Sektor trotz Bauboom mit immer noch fallenden Leerstandsraten
Seit 2014 seien die Transaktionsvolumina im Logistiksektor in Deutschland von rund 3,3 Milliarden Euro auf 6,8 Milliarden Euro gestiegen, rechnet Fondsmanager Soltau vor. „In der Betrachtung der Logistikdrehscheiben innerhalb Europas ist das Bild recht ähnlich“, ergänzt Kollege Brooks. Allerdings stießen nicht alle Standorte auf dasselbe Interesse der Investoren. Manchmal fehle das Vertrauen in Marktreife und -perspektiven, häufiger aber in die (geo)politische Situation vor Ort oder in der Region, begründet Brooks.
Zwar liegen die durchschnittlichen Renditen bei Logistikimmobilien heute europaweit um ein Drittel unter Werten von vor fünf Jahren, als im Schnitt 6 Prozent erzielt wurden. Doch schon bei der Betrachtung solcher Renditeaussichten sehe man „sehr deutlich, dass die Entfernung dieser Anlageklasse vom Nischenmarkt bereits sehr weit fortgeschritten ist“, betont Soltau. Trotz des anhaltenden Baubooms fielen die Leerstandsraten im Segment immer noch weiter, was Logistikimmobilien auch langfristig zum guten Investment mache.

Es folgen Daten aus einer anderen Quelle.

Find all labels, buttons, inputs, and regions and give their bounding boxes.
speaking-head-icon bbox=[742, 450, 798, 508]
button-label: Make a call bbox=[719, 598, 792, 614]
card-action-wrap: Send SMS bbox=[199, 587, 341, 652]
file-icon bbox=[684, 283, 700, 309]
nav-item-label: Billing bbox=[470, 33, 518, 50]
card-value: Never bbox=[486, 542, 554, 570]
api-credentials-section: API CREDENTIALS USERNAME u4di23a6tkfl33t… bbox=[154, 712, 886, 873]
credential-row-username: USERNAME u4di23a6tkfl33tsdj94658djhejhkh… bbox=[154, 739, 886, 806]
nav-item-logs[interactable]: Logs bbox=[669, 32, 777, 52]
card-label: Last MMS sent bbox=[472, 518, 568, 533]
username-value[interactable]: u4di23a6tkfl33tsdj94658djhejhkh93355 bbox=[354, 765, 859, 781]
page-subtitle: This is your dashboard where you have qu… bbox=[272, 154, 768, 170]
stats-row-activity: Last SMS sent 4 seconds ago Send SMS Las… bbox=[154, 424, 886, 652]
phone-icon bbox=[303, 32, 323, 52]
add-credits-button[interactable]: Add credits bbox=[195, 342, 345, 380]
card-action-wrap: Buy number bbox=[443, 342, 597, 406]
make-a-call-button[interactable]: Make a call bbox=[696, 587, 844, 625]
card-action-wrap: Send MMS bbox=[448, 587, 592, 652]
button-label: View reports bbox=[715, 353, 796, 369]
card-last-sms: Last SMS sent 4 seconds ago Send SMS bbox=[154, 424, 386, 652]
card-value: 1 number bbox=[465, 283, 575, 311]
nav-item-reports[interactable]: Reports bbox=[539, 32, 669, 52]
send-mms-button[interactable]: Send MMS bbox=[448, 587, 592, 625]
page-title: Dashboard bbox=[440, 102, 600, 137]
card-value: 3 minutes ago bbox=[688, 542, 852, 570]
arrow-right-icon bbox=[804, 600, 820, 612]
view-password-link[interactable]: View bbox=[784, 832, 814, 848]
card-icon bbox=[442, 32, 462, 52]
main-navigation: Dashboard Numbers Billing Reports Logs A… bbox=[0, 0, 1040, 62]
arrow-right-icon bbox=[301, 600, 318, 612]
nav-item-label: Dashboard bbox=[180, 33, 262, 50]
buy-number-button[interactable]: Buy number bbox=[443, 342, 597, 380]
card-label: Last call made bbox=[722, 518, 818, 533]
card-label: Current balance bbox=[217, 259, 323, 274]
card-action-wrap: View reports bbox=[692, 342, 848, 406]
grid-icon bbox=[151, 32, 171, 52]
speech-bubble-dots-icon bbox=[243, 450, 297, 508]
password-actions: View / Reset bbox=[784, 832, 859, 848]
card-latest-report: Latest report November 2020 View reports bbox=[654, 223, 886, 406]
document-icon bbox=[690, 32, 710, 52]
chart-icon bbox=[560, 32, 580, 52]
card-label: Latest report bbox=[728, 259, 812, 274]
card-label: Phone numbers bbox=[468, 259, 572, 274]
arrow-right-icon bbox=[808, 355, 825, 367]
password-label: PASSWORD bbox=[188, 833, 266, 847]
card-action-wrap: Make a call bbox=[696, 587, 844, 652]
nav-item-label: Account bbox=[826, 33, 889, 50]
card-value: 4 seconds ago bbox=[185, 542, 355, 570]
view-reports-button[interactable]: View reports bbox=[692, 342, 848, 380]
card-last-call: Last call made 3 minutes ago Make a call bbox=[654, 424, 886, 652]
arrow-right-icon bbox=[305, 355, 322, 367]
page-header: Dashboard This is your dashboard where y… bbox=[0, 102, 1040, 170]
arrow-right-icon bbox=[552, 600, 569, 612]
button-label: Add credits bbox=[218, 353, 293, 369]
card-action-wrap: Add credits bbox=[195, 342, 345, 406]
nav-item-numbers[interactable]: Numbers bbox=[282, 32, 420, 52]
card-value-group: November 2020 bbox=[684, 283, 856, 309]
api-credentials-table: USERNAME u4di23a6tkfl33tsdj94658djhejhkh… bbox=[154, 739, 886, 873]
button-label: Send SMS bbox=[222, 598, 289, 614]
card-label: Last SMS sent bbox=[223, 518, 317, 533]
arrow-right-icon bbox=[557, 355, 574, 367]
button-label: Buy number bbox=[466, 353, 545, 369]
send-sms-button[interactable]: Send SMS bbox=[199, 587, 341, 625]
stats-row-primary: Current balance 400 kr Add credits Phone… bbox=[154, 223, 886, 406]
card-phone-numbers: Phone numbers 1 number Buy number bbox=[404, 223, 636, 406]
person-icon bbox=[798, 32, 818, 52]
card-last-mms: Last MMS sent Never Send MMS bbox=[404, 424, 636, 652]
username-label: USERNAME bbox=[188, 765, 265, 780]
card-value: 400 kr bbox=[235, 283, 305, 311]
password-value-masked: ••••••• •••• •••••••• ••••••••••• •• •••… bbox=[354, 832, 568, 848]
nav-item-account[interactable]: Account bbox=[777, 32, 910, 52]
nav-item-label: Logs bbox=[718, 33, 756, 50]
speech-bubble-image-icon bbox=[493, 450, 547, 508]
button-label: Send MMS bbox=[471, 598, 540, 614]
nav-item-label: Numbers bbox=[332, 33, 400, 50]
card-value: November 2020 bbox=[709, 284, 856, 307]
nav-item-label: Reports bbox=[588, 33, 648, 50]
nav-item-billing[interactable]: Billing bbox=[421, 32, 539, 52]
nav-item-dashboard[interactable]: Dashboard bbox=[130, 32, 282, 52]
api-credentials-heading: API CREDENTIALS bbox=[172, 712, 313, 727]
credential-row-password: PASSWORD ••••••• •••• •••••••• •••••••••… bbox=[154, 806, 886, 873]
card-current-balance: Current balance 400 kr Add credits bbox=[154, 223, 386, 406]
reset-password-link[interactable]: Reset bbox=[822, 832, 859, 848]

Das knappe Angebot bei wachsendem Bedarf zwingt Entwickler und Investoren in diesem Zusammenhang aber auch zu Sanierung und Umbau von überalterten Bestandsobjekten, pro Automatisierungslösungen zur Verdichtung von Objekten in die Höhe sowie dazu, B- und C-Lagen als Standorte zu nutzen.
Ein weiterer Trend ist die Nutzenmaximierung des vertikalen Raums, so Soltau. Derzeit haben die Anlagen in der Regel eine Deckenhöhe von 10 bis 12 Metern. Um die Automatisierungsmöglichkeiten noch mehr nutzen zu können, sind jedoch neue Konstruktionen mit einer Höhe von 14 bis 16 Metern geplant.
„Auch wenn der Erstmieter nur eine Deckenhöhe von sechs Metern benötigt, werden die Neubauten oftmals mit einer Höhe von 10 bis 12 Metern gebaut, um potentielle zukünftige Nutzungszwecke mit größerem Höhenbedarf zu erfüllen“, sagt Soltau.
Zusammenfassend lässt sich sagen, dass sich die Logistikimmobilie von morgen durch flexible, leicht umkonfigurierbare Räume auszeichnen wird, idealerweise mit erweiterbarem Lager, oder sogar Hochregallager, barrierefreien Ein- und Ausgängen, sowie Durchfahrtsmöglichkeiten.